Uma sociedade em permanente transformação não permite que a escola de forma isolada resolva todos os seus problemas, mesmo afirmando a sua abertura à comunidade. O local, neste caso, o nosso concelho, possui múltiplas oportunidades educativas que é urgente explorar e colocar ao serviço de todos numa verdadeira lógica de cidade ou concelho educador.

Neste modelo agora implementado nas nossas escolas a ser transmitido num canal de televisão e utilizando as ferramentas digitais ao dispor somos transportados para realidades nunca antes vivenciadas.
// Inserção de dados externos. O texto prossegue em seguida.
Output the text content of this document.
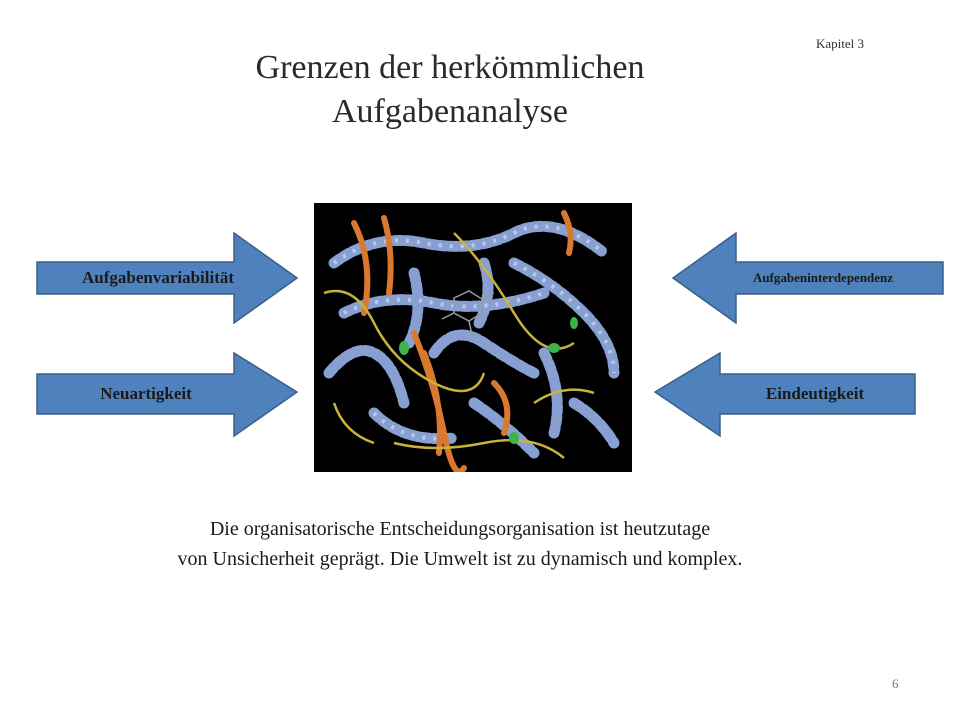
Kapitel 3
Grenzen der herkömmlichen
Aufgabenanalyse
Aufgabenvariabilität
Neuartigkeit
Aufgabeninterdependenz
Eindeutigkeit
Die organisatorische Entscheidungsorganisation ist heutzutage
von Unsicherheit geprägt. Die Umwelt ist zu dynamisch und komplex.
6
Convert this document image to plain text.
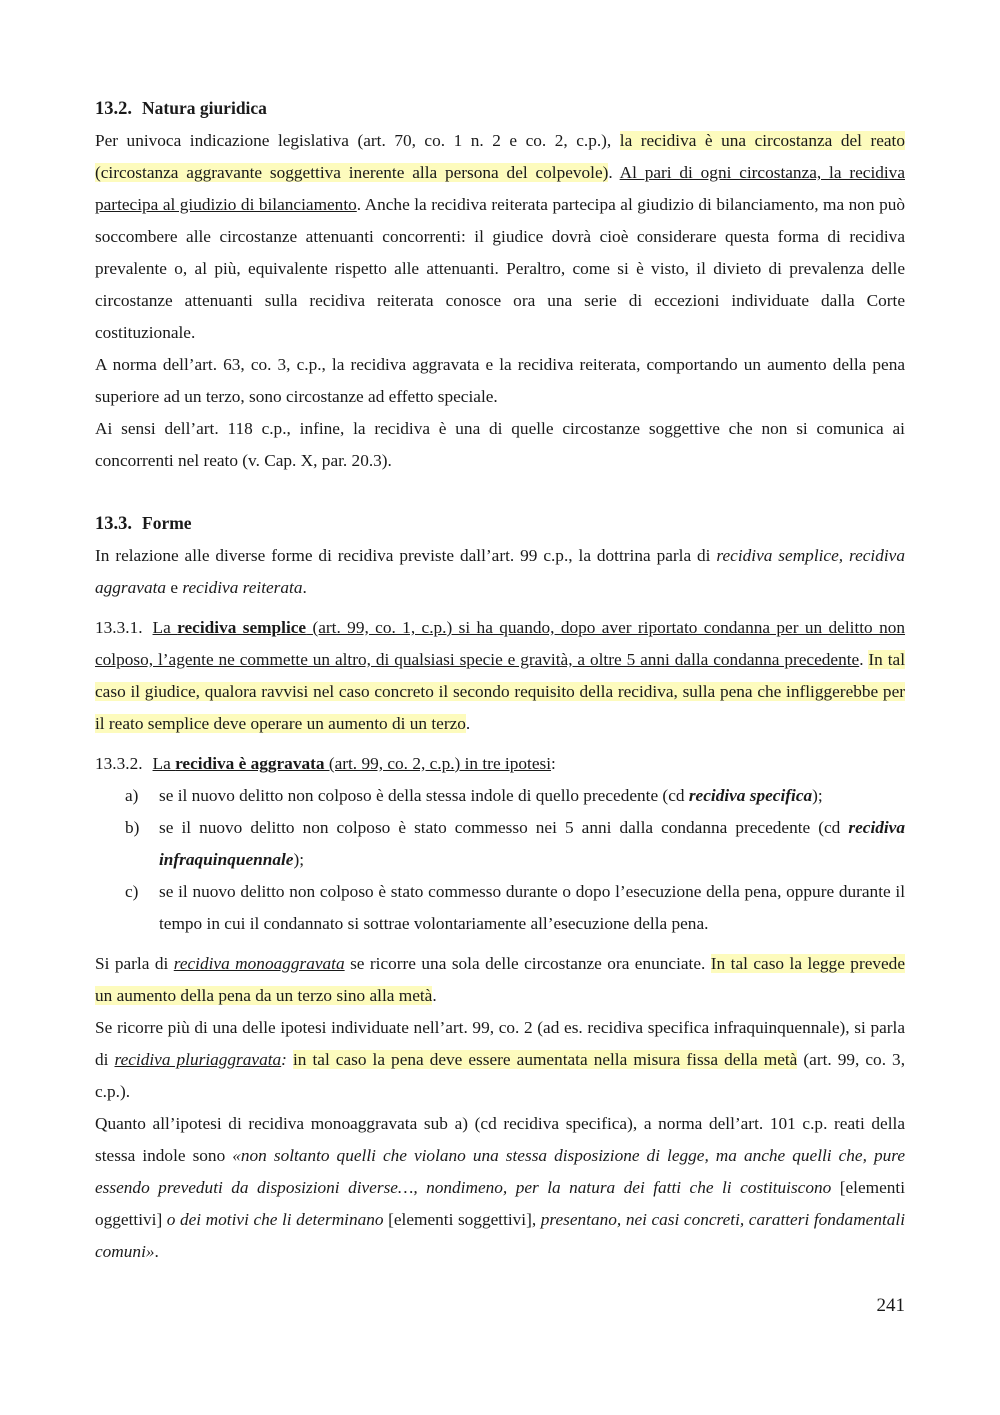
13.2. Natura giuridica

Per univoca indicazione legislativa (art. 70, co. 1 n. 2 e co. 2, c.p.), la recidiva è una circostanza del reato (circostanza aggravante soggettiva inerente alla persona del colpevole). Al pari di ogni circostanza, la recidiva partecipa al giudizio di bilanciamento. Anche la recidiva reiterata partecipa al giudizio di bilanciamento, ma non può soccombere alle circostanze attenuanti concorrenti: il giudice dovrà cioè considerare questa forma di recidiva prevalente o, al più, equivalente rispetto alle attenuanti. Peraltro, come si è visto, il divieto di prevalenza delle circostanze attenuanti sulla recidiva reiterata conosce ora una serie di eccezioni individuate dalla Corte costituzionale.

A norma dell’art. 63, co. 3, c.p., la recidiva aggravata e la recidiva reiterata, comportando un aumento della pena superiore ad un terzo, sono circostanze ad effetto speciale.

Ai sensi dell’art. 118 c.p., infine, la recidiva è una di quelle circostanze soggettive che non si comunica ai concorrenti nel reato (v. Cap. X, par. 20.3).

13.3. Forme

In relazione alle diverse forme di recidiva previste dall’art. 99 c.p., la dottrina parla di recidiva semplice, recidiva aggravata e recidiva reiterata.

13.3.1. La recidiva semplice (art. 99, co. 1, c.p.) si ha quando, dopo aver riportato condanna per un delitto non colposo, l’agente ne commette un altro, di qualsiasi specie e gravità, a oltre 5 anni dalla condanna precedente. In tal caso il giudice, qualora ravvisi nel caso concreto il secondo requisito della recidiva, sulla pena che infliggerebbe per il reato semplice deve operare un aumento di un terzo.

13.3.2. La recidiva è aggravata (art. 99, co. 2, c.p.) in tre ipotesi:

a)	se il nuovo delitto non colposo è della stessa indole di quello precedente (cd recidiva specifica);
b)	se il nuovo delitto non colposo è stato commesso nei 5 anni dalla condanna precedente (cd recidiva infraquinquennale);
c)	se il nuovo delitto non colposo è stato commesso durante o dopo l’esecuzione della pena, oppure durante il tempo in cui il condannato si sottrae volontariamente all’esecuzione della pena.

Si parla di recidiva monoaggravata se ricorre una sola delle circostanze ora enunciate. In tal caso la legge prevede un aumento della pena da un terzo sino alla metà.

Se ricorre più di una delle ipotesi individuate nell’art. 99, co. 2 (ad es. recidiva specifica infraquinquennale), si parla di recidiva pluriaggravata: in tal caso la pena deve essere aumentata nella misura fissa della metà (art. 99, co. 3, c.p.).

Quanto all’ipotesi di recidiva monoaggravata sub a) (cd recidiva specifica), a norma dell’art. 101 c.p. reati della stessa indole sono «non soltanto quelli che violano una stessa disposizione di legge, ma anche quelli che, pure essendo preveduti da disposizioni diverse…, nondimeno, per la natura dei fatti che li costituiscono [elementi oggettivi] o dei motivi che li determinano [elementi soggettivi], presentano, nei casi concreti, caratteri fondamentali comuni».

241
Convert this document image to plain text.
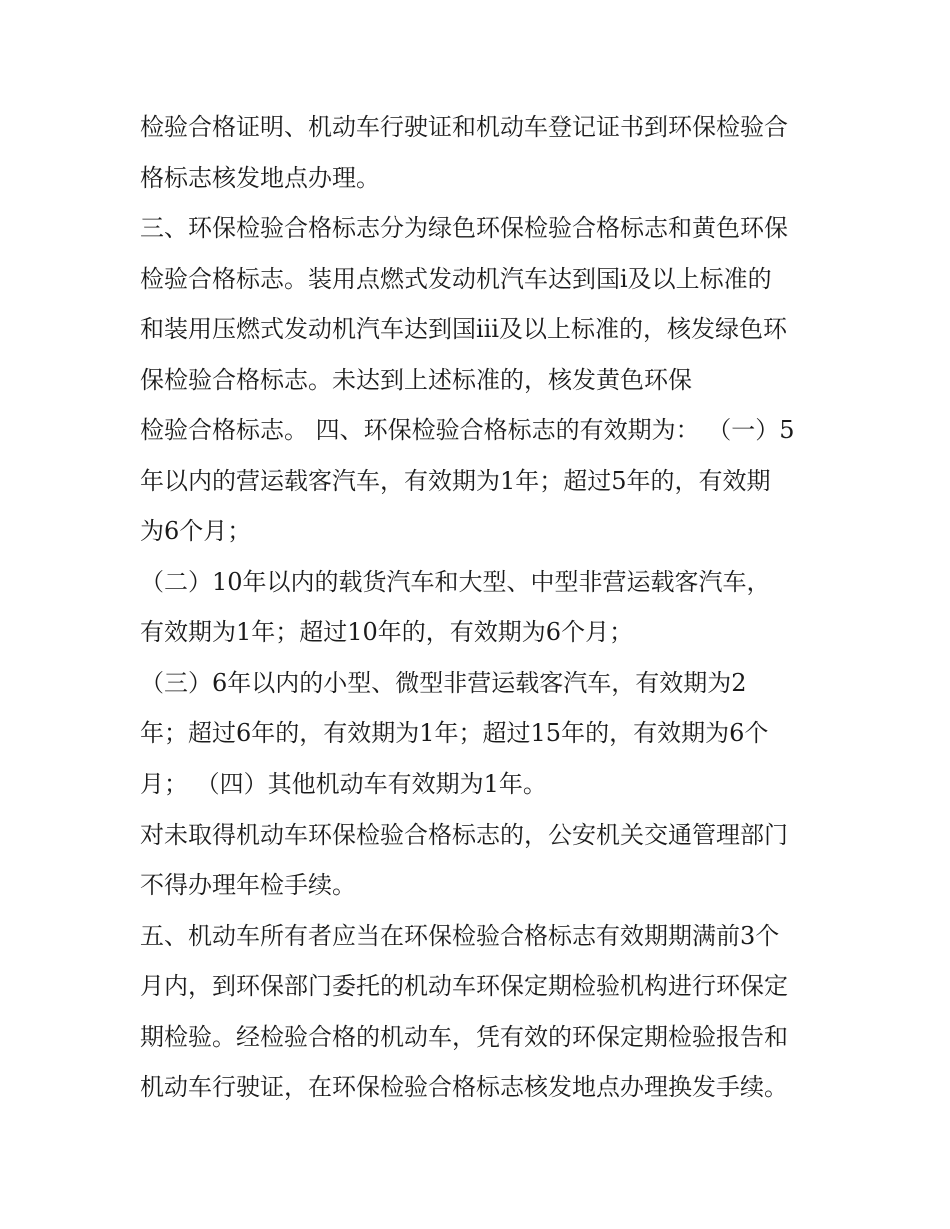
检验合格证明、机动车行驶证和机动车登记证书到环保检验合
格标志核发地点办理。
三、环保检验合格标志分为绿色环保检验合格标志和黄色环保
检验合格标志。装用点燃式发动机汽车达到国ⅰ及以上标准的
和装用压燃式发动机汽车达到国ⅲ及以上标准的，核发绿色环
保检验合格标志。未达到上述标准的，核发黄色环保
检验合格标志。 四、环保检验合格标志的有效期为： （一）5
年以内的营运载客汽车，有效期为1年；超过5年的，有效期
为6个月；
（二）10年以内的载货汽车和大型、中型非营运载客汽车，
有效期为1年；超过10年的，有效期为6个月；
（三）6年以内的小型、微型非营运载客汽车，有效期为2
年；超过6年的，有效期为1年；超过15年的，有效期为6个
月； （四）其他机动车有效期为1年。
对未取得机动车环保检验合格标志的，公安机关交通管理部门
不得办理年检手续。
五、机动车所有者应当在环保检验合格标志有效期期满前3个
月内，到环保部门委托的机动车环保定期检验机构进行环保定
期检验。经检验合格的机动车，凭有效的环保定期检验报告和
机动车行驶证，在环保检验合格标志核发地点办理换发手续。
Podemos mesmo dizer que estamos a viver uma verdadeira “revolução” educativa. Será necessário gerir o impacto destas mudanças nos alunos, nos pais, nos professores, gerindo sentimentos que ainda estamos a tentar perceber.

Poderá ser este um momento para uma maior dignificação do trabalho dos professores?

Poderá ser este um momento de aprendizagem para os pais e encarregados de educação, tendo em conta que o seu quotidiano também mudou radicalmente?

Acredito que estamos perante um momento de reinvenção das nossas práticas profissionais, familiares e de intervenção na comunidade. Queiramos nós aproveitá-lo.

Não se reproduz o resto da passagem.